Als er jetzt wieder nach Rom zurückkam, schien er ganz dem Pompejus ergeben und heirathete sogar dessen Schwester. Noch brauchte Cäsar eine Stütze und Pompejus war der angesehenste Mann im Staate. Zugleich aber verschenkte er mit unbegrenzter Freigebigkeit ungeheure Summen an das Volk. Er ließ unter Anderem 320 Paar Fechter zum Vergnügen der Römer auftreten und alle in silbernen Rüstungen. Und in Kurzem hatte er seinen Zweck erreicht; Pompejus, der sich der erste Mann in Rom zu sein dünkte, hatte einen mächtigen Nebenbuhler bekommen; Cäsar war bereits der Liebling des Volkes. So wagte er es, sich um eine Würde zu bewerben, zu welcher sonst nur die ehrwürdigsten und verdientesten Rathsherren gelangten, um das Amt eines Oberpriesters. Seine Mutter begleitete ihn am Tage der Wahl bis vor die Thür, zweifelnd und weinend. »Mutter,« rief er, »du siehst mich als Pontifex wieder oder als Verbannten!« Er ging und das Volk wählte ihn, zum Erstaunen und Zittern aller Senatoren, die nach und nach das Große, das in Cäsar's Geiste verborgen lag, ahnten und nicht minder deutlich auch seinen Ehrgeiz erkannten.
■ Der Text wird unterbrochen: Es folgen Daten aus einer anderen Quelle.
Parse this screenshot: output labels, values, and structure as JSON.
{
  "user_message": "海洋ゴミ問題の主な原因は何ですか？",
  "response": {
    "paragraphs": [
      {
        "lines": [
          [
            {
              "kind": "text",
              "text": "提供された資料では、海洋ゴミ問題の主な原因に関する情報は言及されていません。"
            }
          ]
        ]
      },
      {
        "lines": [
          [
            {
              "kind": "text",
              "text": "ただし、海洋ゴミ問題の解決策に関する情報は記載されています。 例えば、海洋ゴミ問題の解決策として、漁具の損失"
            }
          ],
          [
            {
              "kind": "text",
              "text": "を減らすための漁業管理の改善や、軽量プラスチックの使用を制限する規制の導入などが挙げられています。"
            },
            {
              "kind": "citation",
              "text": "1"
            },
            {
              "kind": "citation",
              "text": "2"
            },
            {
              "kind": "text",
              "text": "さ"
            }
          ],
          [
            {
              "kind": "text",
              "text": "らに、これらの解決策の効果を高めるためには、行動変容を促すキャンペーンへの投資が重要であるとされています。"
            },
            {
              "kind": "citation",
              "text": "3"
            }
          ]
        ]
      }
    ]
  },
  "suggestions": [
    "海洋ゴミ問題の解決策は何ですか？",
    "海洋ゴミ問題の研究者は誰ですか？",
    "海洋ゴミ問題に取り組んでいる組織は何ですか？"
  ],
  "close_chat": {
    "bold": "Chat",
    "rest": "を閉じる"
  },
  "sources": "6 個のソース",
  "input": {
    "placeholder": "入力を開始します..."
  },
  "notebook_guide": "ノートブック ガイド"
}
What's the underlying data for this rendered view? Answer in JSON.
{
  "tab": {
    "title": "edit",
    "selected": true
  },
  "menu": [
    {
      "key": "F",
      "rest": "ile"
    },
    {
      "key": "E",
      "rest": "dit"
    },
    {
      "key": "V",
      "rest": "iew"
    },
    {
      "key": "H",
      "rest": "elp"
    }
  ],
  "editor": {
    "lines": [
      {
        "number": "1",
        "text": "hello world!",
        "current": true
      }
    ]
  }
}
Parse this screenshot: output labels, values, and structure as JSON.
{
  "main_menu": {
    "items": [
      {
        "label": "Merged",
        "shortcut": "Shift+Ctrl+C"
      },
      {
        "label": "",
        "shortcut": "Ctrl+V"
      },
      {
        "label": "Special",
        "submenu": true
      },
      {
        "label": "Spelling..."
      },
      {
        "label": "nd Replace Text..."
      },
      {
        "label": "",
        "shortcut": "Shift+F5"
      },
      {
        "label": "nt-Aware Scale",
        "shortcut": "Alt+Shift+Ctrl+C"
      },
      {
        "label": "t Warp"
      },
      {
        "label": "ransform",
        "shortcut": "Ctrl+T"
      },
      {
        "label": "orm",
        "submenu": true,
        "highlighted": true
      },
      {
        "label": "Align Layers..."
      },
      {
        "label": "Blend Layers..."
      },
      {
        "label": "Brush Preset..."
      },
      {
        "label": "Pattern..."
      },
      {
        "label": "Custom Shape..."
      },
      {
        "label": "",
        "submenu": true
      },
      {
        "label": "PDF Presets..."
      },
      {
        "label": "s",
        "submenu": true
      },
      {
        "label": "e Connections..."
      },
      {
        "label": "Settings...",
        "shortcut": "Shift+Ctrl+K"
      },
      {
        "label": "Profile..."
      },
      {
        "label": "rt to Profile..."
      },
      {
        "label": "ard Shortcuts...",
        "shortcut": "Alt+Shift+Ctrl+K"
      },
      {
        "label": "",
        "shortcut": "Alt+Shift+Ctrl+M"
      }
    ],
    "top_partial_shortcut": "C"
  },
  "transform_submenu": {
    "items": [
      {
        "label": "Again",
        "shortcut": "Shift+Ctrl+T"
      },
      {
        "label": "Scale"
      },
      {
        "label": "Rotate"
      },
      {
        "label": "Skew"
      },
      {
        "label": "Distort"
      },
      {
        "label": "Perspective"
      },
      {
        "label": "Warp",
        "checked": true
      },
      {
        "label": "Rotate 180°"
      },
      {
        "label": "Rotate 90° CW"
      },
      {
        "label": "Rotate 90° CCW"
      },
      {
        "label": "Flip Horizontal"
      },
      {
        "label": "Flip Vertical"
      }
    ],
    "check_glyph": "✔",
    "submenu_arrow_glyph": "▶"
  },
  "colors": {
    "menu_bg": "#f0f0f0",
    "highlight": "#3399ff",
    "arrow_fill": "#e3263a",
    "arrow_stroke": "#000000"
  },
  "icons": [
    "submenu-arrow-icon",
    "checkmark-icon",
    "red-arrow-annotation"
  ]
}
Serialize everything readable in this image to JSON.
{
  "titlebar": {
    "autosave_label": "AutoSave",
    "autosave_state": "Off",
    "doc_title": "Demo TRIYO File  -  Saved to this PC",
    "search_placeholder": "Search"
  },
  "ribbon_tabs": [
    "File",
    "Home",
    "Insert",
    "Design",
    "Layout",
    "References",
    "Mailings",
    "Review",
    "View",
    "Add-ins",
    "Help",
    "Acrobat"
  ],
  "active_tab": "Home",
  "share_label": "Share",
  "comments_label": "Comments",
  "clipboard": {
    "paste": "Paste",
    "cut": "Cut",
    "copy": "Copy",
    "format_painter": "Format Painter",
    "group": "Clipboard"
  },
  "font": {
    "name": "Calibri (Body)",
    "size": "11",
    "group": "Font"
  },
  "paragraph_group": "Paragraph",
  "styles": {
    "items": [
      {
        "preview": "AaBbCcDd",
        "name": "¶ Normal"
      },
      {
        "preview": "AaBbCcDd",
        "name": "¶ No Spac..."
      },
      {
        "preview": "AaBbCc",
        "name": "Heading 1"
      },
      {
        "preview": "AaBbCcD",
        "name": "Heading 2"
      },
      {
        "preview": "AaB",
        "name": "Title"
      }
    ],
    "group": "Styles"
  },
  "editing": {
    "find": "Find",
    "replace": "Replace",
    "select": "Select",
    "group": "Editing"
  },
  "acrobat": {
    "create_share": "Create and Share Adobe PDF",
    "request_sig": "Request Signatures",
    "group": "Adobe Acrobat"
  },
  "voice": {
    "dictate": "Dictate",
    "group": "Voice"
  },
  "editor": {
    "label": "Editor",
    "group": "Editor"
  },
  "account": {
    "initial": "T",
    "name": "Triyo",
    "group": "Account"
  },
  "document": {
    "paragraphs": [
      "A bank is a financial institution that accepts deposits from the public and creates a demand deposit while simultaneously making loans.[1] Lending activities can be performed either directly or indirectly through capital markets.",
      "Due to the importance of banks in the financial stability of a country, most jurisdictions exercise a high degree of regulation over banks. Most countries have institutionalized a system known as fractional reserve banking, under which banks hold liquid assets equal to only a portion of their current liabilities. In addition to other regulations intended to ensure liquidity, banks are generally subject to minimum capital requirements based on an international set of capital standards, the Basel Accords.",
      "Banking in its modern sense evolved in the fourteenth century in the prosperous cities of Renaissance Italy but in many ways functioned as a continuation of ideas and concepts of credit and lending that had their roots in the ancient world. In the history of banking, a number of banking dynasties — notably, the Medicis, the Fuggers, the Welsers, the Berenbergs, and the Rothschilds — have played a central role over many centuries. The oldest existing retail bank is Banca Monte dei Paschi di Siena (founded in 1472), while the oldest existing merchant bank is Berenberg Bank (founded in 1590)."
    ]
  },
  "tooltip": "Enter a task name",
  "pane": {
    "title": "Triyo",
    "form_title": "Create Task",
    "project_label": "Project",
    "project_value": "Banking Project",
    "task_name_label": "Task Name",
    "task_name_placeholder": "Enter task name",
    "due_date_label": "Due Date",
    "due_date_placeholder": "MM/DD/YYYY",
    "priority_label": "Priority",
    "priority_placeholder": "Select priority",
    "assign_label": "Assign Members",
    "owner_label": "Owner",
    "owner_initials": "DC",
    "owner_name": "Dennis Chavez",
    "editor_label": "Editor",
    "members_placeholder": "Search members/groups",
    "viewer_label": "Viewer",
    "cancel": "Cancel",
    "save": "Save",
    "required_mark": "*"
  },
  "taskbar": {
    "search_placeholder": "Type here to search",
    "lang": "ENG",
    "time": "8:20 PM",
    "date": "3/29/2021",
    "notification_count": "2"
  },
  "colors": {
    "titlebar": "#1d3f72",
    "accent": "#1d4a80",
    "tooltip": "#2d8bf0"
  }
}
Einige Zeit nachher sollte er als Statthalter in die Provinz Spanien gehen, aber seine Gläubiger wollten ihn nicht aus Rom fortlassen, denn er war über zwölf Millionen Thaler schuldig. Da wußte er durch seine Gewandtheit den reichen Krassus zu gewinnen, daß dieser für ihn gut sagte. Er reiste ab, und bald hatte er in der Provinz so viel erworben, daß er seine Schulden bezahlen konnte. Auf der Reise nach Spanien kam er durch ein kleines schmutziges Städtchen in den Alpen. Seine Begleiter warfen die Frage auf, ob denn auch wohl unter diesem armseligen Völkchen Neid und Rangstreit herrschen möchte? »Gewiß!« antwortete Cäsar. »Ich wenigstens möchte lieber in diesem Flecken der Erste, als in Rom der Zweite sein.«

 

3.

Nach seiner Rückkehr aus Spanien betrug sich Cäsar schon viel herrischer und die Großen Roms sahen staunend, mit welcher Gewalt er das Volk nach seinem Willen lenkte. Pompejus erkannte bald, daß er ohne Cäsar nichts vermöchte. Krassus, der reiche, der durch seine Bürgschaft den Cäsar gerettet, der durch sein ausgeliehenes Geld fast alle Bürger sich verpflichtet hatte, sah jetzt den Cäsar als Herrn gebieten. Cäsar aber, welcher Beide brauchte, zeigte Beiden in der Ferne die Weltherrschaft, und vereinigte sich insgeheim mit ihnen zu einem Triumvirat, d. h. die drei Männer verbanden sich, für Einen zu stehen. So traten in diesen drei Männern drei große Gewalten: Klugheit und Tapferkeit (Cäsar), Glück und Ruhm (Pompejus) und Reichthum (Krassus) in einen engen Bund. Cäsar stellte die reiche Mittelmäßigkeit vorerst noch zwischen sich und Pompejus in die Mitte, als den Kitt, der ihn mit Pompejus zusammen halten sollte; aber nur Cäsar begriff, wohin dieser Dreibund führen mußte und wozu Rom reif sei. Die nächste Folge des Triumvirats war seine Erwählung zum Konsul für das Jahr 59 und die Vermählung seiner Tochter Julia mit Pompejus. Während seines Konsulates wußte sich Cäsar beim Volke sehr beliebt zu machen, indem er einige Ackervertheilungen durchsetzte, und als seine Amtszeit um war, setzte er es durch, daß man ihm die Provinz Gallien auf fünf Jahre zur Verwaltung übertrug. Noch nie war Jemand auf so lange Zeit zum Statthalter ernannt worden.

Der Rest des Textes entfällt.